Another piece I learnt about is the CNI protocol. The CNI or Container Networking Interface is a protocol on how a container runtime can invoke cli commands to enable various networking features for containers and how args must be passed to interface with tools provided by the CNI plugins. As an example, the CNI project provides tools like bridge that creates a networking bridge and adds a container to one end of the bridge. Vendors like Azure, AWS also provide CNI plugins customized to run Kubernetes on top of their custom machines as they might have restrictions that our desktops do not. I haven’t explored CNI in depth but one of my goals is to rewrite some of these tools in Zig to better understand when and how containerd takes a Pod spec with one or more containers and orchestrates them on a Worker node.

Rounding up on Kubernetes learning, how do Kubernetes Services work ? A Kubernetes service is a ClusterIP, a sort of virtual IP address that can resolve to any of the n number of replicas that can be behind a single service like servicename.namespace.svc.default.local domain name. The service name resolves to a ClusterIP and when a client pod tries to reach to that IP address, the request can be routed to either the same worker node where the client pod is on or another pod where the service’s pod is running. All of this magic happens through a Linux kernel feature called iptables (or another called IPVS). Think of iptables as a set of tables + rules that allows us to intercept or reroute packets. When a Kubernetes service is created, the kube-proxy that runs on each worker node setups rules in the iptables to reroute packets for our clusterIP to the right container process on the host or outside of it, thus allowing us to transparentlt access pods with just the dns name of the the service. I found quite a few blog posts on this topic already, which I will continue reading and maybe write more on later if I feel like some aspect could be better explained or is missing.

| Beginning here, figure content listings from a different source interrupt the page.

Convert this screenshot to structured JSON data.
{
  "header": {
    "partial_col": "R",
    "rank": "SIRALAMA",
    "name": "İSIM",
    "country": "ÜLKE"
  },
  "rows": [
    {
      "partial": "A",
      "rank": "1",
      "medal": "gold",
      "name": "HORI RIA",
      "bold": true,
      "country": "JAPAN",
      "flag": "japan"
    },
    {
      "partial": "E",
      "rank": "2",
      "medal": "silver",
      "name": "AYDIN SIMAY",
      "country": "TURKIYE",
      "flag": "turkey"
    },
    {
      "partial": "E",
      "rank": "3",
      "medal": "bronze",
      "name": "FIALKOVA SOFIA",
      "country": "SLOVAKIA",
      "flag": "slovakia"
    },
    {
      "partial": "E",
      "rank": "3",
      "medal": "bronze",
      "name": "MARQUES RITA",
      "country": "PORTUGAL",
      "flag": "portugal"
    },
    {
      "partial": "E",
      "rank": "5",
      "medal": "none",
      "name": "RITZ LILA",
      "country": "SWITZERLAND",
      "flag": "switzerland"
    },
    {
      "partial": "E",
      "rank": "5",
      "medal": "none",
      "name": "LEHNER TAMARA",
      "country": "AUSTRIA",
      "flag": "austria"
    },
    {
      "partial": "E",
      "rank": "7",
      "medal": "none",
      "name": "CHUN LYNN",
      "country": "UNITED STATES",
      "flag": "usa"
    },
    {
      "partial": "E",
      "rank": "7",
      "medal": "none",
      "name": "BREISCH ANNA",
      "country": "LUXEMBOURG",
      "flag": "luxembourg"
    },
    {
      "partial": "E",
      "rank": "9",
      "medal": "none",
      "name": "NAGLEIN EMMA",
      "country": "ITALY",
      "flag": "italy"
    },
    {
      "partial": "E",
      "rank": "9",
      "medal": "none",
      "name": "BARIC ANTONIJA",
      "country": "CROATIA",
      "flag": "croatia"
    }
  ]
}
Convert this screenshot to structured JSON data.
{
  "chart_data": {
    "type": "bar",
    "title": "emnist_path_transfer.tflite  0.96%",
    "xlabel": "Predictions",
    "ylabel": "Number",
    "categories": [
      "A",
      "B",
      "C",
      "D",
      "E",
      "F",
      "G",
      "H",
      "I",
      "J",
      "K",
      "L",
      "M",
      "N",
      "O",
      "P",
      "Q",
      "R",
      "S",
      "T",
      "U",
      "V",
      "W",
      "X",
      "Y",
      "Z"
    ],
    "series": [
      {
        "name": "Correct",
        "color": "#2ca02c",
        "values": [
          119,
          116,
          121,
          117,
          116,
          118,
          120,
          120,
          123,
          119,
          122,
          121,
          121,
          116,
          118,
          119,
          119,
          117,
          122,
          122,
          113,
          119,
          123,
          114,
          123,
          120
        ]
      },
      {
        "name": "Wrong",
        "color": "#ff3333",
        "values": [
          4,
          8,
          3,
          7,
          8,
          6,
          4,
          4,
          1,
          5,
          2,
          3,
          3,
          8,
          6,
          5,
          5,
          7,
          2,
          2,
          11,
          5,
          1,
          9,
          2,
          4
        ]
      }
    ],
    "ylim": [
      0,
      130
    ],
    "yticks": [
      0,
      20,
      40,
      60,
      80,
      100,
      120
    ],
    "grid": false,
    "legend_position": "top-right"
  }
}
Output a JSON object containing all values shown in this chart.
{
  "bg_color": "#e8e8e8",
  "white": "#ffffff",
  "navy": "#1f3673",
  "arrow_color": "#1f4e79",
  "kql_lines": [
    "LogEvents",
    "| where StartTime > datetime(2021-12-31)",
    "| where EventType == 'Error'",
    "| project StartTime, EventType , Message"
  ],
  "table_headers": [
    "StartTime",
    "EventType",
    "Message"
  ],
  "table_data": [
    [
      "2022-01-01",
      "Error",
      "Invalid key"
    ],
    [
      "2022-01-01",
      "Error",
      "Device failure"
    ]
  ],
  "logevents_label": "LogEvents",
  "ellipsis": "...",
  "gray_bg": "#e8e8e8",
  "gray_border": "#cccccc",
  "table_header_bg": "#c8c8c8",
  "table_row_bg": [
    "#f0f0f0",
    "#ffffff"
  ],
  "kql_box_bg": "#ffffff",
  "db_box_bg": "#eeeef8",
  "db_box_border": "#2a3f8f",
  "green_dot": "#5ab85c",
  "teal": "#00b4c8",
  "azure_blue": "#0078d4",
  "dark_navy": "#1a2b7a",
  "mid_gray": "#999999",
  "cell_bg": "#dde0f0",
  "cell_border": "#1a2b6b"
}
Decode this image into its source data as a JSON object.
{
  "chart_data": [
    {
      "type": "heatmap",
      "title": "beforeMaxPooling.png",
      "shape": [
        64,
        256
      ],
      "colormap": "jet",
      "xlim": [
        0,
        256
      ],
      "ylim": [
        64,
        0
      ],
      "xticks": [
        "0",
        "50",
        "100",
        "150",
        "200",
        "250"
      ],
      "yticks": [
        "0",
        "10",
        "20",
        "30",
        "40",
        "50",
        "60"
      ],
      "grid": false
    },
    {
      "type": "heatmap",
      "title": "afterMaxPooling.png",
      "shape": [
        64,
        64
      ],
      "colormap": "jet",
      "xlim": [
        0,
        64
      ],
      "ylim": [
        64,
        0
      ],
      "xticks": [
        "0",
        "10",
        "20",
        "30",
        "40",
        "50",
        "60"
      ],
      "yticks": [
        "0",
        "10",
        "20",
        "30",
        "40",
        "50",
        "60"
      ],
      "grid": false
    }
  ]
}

We can see that lot of support infrastructure for containers are baked into Linux kernel as Kernel features. How are containers run on macOS via Docker or Podman ? Turns out that macOS creates virtual machines for Linux when containers have to be run on Macs and Apple provides a containerization framework that setups a virtual machine, configures networking etc and container engines like Docker make use of this framework to run containers. The fact that macOS has to run VMs in order to run container workloads as opposed to containers being normal processes explains why there is a large overhead for containerized workloads on Mac

Speaking of Hey and DHH, 37signals is experimenting with Harbor to self host a docker registry on-prem. I came across Harbor a few months ago, as a part of my org’s challenge to optimize our Docker registry and Artifactory usage as we were paying an eye watering amount as SaaS costs (and one that vendors love marking up 30-40% during every contract renewal). Although very tempted to try it out, the constraints in terms of talent, time and effort in my org would have never allowed us to experiment with self hosting our own Harbor instance and I am glad that someone is doing that experiment and trailblazing the path for the rest of us.